Leider wurde versäumt in den Credits der Veröffentlichung zu vermerken, daß sowohl der HD-Master-Schnitt der Langfassung als auch die HD-Schnittfassung von 1952 in monatelanger Rekonstruktionsarbeit durch Thomas Booch von Magic Picture GmbH, Berlin für Capelight erstellt wurde. Das rare 35mm-Unikatmaterial der deutschen Erstsynchronisation von 1930 sowie das 35mm-Material der Zweitsynchronisation von 1952 wurden ebenfalls von Magic Pictrure GmbH digitalisiert und Capelight zur Verfügung gestellt. Der Zusammenarbeit voraus gegangen waren intensive Gespräche, die Capelight schließlich überzeugten, neben der offiziell über Universal verfügbaren Tonfassung auch die beiden historischen Synchronfassungen für die weltweit längste Fassung mit aufarbeiten zu lassen, um der kinogeschichtlichen Bedeutung der deutschen Auswertungsgeschichte des Films im Rahmen der Veröffentlichung gerecht zu werden.
Hab die Box nun auch erhalten. Ist schön geworden. Als erstes interessiert mich natürlich die 30er Synchronisation und der Text über die verschiedenen Fassungen.
Thomas Booch und Magic Picture sind in der Editionsgeschichte und den Danksagungen der Booklets erwähnt.
Hab nachgeschaut, es steht nur etwas im einem Booklet als "Danke" für das Material und die zusammenarbeit auch im Zerfikat ! Im Pressetext von CAPELIGHT steht davon nichts ! Es befindet sich auch kein Hinweis bei der Restaurationsablauf wer das gemacht hat ! Man hat bis ins kleinste alles aufgeführt nur eben nicht der es gemacht hat. Wie ich gehört habe soll es dazu wohl in kürze ein Interview geben.
Stellt sich nun die spannende Frage nach den Sprechern der 30er Synchronfassung. Eindeutig identifizieren kann man Alfred Braun als Dorfschullehrer und Himmelstoss, Kat wird meiner Meinung nach von Paul Westermeyer gesprochen, auch die Stimme von Hugo Fischer Köppe hört man in der Ankunftsszene der „Frischlinge“ im ersten Quartier heraus. Hamacher im Lazarett könnte Josef Eichheim sein. Tjaden könnte von Erich Kestin gesprochen werden.
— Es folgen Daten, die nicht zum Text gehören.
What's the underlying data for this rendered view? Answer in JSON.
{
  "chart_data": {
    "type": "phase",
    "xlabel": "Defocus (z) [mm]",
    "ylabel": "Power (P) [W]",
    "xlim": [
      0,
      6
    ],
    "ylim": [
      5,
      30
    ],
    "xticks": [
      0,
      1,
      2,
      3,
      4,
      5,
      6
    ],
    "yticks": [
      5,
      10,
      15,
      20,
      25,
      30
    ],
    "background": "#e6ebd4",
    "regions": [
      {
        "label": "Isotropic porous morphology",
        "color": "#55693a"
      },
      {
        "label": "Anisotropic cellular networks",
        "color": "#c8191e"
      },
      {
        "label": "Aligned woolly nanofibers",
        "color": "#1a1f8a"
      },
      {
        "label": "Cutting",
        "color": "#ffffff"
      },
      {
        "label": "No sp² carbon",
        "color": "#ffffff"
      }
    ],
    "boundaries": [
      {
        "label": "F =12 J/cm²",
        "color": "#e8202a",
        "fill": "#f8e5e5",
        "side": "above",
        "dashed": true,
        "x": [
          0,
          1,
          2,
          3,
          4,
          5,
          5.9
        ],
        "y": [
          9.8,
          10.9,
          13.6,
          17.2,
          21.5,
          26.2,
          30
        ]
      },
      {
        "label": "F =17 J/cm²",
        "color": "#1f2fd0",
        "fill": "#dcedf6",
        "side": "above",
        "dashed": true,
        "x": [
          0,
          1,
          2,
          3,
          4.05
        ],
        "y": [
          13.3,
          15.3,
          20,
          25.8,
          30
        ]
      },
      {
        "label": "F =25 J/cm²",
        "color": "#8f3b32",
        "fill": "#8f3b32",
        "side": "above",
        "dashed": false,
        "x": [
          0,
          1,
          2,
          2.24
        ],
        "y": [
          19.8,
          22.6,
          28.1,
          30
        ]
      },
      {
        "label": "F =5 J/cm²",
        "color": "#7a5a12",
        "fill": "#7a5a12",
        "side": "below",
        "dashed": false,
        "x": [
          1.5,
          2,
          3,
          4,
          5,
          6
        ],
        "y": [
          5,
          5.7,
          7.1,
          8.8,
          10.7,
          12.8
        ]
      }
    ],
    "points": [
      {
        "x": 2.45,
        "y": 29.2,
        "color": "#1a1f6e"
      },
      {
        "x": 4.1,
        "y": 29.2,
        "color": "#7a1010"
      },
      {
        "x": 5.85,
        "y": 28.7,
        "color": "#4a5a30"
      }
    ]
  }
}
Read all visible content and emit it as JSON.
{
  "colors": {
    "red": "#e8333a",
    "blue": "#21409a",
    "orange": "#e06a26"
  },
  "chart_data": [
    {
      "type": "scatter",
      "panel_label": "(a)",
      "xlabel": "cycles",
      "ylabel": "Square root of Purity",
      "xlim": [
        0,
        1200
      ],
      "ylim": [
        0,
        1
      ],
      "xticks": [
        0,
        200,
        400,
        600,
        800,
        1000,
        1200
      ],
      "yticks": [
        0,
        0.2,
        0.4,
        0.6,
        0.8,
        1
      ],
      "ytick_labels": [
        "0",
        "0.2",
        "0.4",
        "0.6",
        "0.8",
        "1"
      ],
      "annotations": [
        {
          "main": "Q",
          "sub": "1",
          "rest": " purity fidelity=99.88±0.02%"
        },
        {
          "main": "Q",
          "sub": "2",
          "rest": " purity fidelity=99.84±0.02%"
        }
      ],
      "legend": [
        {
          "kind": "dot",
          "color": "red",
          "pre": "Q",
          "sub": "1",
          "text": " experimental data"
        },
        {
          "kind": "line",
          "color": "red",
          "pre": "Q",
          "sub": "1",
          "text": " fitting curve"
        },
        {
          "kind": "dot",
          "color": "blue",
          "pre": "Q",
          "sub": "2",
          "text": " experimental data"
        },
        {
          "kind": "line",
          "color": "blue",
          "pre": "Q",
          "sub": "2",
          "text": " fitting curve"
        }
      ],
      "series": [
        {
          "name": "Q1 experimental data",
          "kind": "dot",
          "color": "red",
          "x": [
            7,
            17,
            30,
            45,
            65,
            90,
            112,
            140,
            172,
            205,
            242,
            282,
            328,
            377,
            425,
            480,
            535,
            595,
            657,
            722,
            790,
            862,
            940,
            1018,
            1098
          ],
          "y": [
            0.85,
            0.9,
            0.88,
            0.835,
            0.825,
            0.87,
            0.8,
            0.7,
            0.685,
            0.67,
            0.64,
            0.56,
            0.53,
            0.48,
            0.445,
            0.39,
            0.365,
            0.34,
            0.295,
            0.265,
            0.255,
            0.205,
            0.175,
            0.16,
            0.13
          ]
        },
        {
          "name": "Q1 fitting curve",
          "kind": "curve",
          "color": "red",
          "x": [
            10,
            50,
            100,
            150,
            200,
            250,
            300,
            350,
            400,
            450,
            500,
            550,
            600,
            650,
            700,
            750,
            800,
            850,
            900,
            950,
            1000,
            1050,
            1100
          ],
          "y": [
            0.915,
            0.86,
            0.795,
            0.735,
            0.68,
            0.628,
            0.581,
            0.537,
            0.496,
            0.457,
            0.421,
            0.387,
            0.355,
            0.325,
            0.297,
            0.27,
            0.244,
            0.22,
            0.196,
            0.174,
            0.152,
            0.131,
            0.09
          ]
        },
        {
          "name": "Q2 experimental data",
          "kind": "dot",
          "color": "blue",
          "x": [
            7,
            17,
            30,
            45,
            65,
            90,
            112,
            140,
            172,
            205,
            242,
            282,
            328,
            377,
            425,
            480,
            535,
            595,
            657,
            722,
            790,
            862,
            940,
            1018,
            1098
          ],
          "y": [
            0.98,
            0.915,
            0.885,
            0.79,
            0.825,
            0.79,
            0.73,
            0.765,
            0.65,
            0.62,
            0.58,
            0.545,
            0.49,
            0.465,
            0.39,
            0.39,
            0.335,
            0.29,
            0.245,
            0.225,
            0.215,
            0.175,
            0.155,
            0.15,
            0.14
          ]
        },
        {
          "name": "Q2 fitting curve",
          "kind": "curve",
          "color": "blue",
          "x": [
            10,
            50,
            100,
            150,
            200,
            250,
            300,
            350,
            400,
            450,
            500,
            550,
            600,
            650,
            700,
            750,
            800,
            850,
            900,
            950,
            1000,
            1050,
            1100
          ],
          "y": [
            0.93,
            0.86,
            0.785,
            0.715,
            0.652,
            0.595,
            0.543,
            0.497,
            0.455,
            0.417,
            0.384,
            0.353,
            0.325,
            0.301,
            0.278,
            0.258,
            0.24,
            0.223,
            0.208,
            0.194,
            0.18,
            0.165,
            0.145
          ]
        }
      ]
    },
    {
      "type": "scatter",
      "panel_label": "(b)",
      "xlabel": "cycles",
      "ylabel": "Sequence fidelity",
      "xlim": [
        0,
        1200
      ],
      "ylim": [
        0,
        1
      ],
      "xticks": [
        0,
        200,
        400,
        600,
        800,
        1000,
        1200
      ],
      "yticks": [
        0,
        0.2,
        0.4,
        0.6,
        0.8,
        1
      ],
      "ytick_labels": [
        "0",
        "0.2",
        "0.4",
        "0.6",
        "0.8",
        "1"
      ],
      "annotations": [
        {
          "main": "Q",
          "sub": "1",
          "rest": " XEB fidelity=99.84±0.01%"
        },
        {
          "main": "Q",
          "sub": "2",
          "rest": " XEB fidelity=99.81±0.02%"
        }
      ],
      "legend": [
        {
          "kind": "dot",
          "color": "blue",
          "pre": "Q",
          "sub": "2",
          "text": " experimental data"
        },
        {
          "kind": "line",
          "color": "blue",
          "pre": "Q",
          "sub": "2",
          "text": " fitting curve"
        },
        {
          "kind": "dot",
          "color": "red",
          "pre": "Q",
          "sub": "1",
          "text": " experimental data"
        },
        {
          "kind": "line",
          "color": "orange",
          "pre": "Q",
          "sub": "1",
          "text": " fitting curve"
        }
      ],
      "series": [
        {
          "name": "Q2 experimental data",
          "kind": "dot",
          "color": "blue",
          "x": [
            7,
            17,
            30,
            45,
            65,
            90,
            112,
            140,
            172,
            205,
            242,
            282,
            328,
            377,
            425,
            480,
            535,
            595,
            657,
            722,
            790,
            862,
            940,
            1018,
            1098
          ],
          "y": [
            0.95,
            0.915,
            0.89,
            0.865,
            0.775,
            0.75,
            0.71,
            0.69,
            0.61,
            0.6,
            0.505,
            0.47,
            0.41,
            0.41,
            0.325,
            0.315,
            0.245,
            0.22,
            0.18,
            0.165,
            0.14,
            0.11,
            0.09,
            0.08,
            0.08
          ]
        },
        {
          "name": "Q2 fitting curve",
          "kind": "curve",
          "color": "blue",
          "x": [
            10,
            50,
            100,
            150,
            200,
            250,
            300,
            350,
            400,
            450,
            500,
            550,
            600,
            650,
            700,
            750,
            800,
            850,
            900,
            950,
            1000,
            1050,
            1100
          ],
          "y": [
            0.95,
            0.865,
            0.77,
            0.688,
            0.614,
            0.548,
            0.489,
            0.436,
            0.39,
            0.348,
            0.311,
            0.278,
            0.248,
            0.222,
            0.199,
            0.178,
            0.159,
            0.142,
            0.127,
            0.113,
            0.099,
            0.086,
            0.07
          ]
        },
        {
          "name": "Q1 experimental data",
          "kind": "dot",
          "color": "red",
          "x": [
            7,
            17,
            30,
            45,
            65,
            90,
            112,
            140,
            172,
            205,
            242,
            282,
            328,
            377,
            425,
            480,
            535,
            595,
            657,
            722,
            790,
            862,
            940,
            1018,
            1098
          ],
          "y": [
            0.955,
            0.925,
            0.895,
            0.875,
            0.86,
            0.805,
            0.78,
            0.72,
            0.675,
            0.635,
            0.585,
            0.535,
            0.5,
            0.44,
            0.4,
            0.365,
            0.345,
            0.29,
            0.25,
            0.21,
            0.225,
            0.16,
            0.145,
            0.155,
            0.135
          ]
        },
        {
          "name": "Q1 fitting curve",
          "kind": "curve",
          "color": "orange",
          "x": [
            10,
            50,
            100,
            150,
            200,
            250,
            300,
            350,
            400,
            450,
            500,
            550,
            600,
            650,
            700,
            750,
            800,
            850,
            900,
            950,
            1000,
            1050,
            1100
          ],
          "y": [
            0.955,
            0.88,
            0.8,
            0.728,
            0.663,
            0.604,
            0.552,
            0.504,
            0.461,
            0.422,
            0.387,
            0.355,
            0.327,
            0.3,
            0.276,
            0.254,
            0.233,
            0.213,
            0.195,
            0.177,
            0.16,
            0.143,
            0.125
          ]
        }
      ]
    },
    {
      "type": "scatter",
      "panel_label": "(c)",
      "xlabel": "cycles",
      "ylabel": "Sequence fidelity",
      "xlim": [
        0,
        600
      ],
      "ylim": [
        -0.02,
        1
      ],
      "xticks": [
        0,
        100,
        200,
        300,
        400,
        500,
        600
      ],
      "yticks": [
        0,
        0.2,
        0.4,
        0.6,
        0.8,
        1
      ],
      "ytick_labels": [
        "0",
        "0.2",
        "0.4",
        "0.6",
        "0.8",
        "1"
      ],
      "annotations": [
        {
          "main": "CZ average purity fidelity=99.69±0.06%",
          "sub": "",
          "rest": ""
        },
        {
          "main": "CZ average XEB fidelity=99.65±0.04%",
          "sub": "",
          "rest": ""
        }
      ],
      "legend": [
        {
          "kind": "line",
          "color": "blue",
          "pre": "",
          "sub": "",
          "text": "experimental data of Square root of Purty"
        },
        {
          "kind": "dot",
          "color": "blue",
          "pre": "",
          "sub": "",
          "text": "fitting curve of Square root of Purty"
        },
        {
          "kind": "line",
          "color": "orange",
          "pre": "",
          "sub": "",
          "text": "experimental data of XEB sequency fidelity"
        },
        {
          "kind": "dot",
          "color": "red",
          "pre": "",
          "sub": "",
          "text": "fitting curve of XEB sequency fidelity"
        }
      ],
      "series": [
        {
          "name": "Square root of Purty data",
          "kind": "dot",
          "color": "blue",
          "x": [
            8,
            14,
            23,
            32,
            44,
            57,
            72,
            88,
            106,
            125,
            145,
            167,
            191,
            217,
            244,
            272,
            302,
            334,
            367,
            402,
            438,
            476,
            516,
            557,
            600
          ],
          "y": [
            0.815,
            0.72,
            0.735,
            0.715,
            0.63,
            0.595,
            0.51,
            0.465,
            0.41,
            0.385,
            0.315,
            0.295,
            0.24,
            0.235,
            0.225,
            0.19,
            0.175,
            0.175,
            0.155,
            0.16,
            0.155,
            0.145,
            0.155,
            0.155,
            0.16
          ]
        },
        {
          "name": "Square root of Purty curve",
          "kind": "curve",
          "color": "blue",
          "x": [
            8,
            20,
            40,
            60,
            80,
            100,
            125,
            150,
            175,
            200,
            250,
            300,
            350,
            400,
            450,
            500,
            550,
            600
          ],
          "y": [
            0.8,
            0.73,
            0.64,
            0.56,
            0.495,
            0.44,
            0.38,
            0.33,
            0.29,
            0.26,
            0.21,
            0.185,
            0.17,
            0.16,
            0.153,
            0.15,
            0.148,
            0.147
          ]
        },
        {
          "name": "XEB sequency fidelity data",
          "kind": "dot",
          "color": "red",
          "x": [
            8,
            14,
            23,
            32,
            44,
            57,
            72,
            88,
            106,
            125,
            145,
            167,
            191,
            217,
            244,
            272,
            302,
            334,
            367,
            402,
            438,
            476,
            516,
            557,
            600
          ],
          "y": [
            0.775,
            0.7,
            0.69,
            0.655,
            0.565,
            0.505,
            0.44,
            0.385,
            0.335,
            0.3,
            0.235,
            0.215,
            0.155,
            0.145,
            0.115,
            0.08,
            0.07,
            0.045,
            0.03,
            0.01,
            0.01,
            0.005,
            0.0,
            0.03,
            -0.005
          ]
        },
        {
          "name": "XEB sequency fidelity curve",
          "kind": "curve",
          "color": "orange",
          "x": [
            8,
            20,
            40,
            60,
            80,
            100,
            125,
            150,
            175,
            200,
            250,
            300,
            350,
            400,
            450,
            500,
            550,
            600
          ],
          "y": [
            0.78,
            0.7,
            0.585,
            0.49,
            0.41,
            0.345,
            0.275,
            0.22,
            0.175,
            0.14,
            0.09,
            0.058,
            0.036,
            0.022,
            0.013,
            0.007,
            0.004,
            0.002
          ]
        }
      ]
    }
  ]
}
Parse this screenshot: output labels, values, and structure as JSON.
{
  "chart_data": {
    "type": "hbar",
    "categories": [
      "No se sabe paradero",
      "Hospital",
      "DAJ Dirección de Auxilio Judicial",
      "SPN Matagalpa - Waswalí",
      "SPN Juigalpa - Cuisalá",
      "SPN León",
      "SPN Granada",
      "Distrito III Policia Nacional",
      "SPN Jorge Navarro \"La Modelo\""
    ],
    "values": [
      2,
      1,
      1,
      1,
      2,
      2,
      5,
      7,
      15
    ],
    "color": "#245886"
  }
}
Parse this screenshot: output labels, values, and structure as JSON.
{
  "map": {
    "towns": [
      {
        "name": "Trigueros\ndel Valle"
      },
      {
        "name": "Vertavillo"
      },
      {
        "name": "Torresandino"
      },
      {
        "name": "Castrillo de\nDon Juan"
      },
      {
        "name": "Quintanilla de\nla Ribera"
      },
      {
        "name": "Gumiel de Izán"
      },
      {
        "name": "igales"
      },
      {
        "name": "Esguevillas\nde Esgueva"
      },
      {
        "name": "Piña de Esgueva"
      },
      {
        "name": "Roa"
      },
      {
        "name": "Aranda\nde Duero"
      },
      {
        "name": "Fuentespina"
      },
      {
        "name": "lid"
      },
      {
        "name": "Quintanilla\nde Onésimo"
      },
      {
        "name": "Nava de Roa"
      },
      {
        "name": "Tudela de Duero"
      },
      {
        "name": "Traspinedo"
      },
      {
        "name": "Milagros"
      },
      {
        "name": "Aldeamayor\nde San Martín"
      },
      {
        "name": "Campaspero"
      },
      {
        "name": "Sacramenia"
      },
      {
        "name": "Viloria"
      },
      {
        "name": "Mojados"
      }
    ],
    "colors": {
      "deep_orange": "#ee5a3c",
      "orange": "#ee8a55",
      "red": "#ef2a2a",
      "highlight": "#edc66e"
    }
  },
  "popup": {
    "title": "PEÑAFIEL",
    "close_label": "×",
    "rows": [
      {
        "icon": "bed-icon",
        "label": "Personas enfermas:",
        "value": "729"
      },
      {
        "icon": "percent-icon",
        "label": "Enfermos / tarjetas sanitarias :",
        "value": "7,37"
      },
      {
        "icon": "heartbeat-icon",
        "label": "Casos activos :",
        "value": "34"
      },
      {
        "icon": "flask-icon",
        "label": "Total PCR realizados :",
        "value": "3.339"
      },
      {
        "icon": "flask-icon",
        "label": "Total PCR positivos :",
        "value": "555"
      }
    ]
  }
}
Aber wer sind die Sprecher von Paul Bäumer, Kemmerich und den anderen?
"Kemmerich" ist Wolfgang Staudte. Erstens kenne ich Staudtes Stimme und zweitens wird das auch in der Staudte-Biographie im "Cinegraph" bestätigt.
"Kat" ist Erich Dunskus, wie auch 1952. Dunskus war Ostpreuße und schon von daher für die Rolle bestens geeignet.
Bei "Himmelstoß" und "Kantorek" höre ich eine Stimme heraus- aber da würde ich Bruno Fritz sagen. Wobei es mir komisch vorkommt, dass ein Sprecher für zwei relativ große Rollen ausgewählt wurde...das lässt mich bei der "eine-Person-Theorie" etwas zweifeln.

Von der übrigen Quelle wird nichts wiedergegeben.